Venison with hash-sauce
MainsServings: 6
Ingredients for Venison with hash-sauce
Pepper | ||
Salt | ||
Thyme | ||
1 | slice | Bacon |
1,5 | kg | Venison |
100 | g | Ureelt venison |
2 | tbsp | Quince jelly |
5 | Apples | |
5 | dl | -beef broth |
50 | g | Poultry meat |
50 | g | Butter |
Instructions for Venison with hash-sauce
To prepare the Venison with hash-sauce recipe, please follow these instructions:
Begin with hash-sauce.
The ureelle meat deboned sinew and fat. It is cut into fine cubes and FRY in a little butter and seasoned with thyme, marjoram and add bacon cut into small cubes. Sauté well through it all. Chicken meat is run once through a mincer and touched with soft butter. Veal broth is poured into the pan with the bacon and animal meat and cooked through. The taste with salt and pepper, and it Diced Chicken and 50 gr butter whipped in the broth. Let it boil into a suitable consistency.

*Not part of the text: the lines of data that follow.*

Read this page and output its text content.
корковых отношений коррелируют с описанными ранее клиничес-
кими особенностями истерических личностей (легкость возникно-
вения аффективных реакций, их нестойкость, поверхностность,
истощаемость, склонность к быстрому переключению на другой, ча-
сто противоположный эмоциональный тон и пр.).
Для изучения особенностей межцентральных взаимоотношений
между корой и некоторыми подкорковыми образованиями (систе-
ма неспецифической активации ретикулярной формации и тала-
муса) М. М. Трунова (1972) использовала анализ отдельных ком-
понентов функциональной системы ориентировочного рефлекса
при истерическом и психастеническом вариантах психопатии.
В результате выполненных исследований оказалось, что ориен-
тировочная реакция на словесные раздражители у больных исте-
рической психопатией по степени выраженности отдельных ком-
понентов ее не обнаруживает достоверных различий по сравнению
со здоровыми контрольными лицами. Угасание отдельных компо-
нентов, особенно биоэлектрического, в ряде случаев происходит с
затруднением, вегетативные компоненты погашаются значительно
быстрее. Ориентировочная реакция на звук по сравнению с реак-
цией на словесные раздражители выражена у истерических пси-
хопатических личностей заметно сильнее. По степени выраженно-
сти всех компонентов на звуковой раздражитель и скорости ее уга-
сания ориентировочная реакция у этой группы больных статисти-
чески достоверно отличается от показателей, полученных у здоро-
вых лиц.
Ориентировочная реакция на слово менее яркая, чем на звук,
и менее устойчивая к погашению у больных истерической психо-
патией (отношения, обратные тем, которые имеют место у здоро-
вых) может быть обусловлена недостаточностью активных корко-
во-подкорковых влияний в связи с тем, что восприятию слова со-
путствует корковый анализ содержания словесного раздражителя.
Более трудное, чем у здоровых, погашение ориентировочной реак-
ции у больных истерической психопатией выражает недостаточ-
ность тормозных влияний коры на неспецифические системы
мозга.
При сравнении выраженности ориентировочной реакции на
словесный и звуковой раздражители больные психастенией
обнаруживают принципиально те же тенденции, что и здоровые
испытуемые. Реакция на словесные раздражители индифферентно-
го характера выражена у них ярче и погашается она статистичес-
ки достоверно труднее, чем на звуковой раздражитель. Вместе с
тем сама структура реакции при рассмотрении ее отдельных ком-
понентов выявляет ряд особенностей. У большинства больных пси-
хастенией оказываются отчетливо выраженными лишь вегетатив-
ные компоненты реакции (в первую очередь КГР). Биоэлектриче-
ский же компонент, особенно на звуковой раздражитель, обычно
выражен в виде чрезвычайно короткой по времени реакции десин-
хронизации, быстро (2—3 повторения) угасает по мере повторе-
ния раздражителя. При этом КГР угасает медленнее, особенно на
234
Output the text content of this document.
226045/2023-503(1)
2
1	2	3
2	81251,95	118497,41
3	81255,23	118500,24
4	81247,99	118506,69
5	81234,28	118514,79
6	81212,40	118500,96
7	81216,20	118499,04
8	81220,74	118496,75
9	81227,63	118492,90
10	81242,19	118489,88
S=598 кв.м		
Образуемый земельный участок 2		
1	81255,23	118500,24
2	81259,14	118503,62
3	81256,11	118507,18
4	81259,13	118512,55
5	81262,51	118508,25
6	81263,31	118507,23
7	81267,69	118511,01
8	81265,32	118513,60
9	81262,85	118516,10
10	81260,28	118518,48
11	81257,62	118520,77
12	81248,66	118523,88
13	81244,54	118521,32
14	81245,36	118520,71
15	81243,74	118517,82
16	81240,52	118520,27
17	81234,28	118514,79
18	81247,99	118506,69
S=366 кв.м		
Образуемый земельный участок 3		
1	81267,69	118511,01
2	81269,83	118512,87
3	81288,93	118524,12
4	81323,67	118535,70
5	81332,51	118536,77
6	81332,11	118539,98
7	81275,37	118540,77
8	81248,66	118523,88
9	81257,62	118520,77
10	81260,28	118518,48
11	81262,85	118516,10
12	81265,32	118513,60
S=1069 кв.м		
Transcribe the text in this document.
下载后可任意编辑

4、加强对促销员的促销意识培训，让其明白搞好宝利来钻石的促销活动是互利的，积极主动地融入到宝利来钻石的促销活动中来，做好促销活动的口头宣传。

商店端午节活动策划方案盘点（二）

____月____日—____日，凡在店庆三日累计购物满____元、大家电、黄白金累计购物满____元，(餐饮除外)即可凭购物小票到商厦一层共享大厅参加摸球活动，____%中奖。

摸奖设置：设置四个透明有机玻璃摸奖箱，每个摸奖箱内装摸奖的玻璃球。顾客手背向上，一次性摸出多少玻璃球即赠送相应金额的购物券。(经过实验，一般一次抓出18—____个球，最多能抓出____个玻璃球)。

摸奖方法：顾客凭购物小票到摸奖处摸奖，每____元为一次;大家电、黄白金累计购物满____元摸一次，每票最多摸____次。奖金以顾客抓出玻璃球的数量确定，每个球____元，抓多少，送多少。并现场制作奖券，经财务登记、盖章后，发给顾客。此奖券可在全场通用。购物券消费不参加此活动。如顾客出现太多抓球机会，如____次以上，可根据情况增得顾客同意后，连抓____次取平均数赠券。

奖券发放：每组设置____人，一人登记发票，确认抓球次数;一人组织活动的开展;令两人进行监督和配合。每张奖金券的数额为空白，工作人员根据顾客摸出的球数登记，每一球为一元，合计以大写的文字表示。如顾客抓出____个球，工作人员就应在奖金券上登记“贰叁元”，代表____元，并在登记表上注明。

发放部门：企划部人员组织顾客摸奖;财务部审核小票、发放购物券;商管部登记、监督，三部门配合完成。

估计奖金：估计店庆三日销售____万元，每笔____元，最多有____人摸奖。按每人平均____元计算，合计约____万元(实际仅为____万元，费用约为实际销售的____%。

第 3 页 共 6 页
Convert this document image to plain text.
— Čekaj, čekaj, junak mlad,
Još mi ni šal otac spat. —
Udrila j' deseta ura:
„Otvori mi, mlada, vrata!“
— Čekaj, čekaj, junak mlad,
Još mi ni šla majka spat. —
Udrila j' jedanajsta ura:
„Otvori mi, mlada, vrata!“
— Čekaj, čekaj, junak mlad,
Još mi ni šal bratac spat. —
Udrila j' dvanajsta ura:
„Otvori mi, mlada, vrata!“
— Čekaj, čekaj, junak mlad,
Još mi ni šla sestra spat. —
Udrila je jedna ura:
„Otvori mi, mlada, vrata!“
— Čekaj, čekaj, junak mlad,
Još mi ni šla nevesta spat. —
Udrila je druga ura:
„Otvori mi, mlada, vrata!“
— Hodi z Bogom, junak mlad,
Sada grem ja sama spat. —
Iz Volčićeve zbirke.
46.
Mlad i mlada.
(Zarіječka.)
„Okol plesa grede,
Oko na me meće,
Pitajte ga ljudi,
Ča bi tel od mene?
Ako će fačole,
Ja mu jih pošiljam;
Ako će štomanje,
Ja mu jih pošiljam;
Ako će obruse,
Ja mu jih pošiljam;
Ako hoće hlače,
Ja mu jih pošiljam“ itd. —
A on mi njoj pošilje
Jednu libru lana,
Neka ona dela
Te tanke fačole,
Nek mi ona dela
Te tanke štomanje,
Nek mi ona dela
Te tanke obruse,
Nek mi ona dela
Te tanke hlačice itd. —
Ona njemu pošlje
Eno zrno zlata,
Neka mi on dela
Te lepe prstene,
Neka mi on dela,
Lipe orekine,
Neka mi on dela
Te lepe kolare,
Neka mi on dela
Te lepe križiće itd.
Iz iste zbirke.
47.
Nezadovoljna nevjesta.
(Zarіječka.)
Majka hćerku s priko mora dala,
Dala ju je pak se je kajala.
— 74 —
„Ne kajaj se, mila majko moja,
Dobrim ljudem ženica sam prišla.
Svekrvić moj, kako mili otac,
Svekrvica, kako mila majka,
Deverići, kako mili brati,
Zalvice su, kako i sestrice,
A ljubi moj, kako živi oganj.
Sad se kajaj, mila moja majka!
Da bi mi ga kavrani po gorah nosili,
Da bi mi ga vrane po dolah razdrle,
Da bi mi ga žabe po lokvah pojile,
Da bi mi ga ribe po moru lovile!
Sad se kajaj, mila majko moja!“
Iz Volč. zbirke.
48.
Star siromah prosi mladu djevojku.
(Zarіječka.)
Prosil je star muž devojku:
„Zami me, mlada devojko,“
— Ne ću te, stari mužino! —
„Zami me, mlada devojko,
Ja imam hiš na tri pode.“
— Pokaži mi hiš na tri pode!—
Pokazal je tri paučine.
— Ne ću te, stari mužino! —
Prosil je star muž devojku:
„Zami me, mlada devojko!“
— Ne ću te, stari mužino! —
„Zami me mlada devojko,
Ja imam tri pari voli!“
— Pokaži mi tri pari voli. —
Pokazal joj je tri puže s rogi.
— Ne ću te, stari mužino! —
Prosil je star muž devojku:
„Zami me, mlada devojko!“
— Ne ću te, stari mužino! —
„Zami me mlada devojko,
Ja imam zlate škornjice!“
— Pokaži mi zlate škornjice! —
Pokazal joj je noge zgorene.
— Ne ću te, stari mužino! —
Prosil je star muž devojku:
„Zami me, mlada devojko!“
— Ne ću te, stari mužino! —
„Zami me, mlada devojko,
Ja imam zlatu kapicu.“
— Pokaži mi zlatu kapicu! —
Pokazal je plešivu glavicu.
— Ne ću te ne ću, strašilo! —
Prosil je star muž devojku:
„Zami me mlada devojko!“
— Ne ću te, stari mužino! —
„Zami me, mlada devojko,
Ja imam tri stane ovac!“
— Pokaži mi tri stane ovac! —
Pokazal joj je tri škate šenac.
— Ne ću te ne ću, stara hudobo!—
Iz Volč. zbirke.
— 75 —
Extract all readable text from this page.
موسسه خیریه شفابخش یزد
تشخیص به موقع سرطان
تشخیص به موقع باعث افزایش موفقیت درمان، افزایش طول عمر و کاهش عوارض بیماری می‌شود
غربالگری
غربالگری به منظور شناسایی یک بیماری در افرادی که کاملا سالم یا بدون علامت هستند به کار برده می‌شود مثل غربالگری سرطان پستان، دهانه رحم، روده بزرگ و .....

Animal Club Brown on all sides in a little butter in a frying pan, season with salt and pepper and then FRY in the oven about 50 minutes at 175 degrees. Then let it rest covered for 20 minutes.
Apples peeled and cut into a little grove fillets. On a very hot pan met first Quince gel and then Apple pieces, as glaseres in the gel.
The flesh is cut out and placed together with Apple fillets on warm plates or on a platter. Hash-the sauce is served on the jug.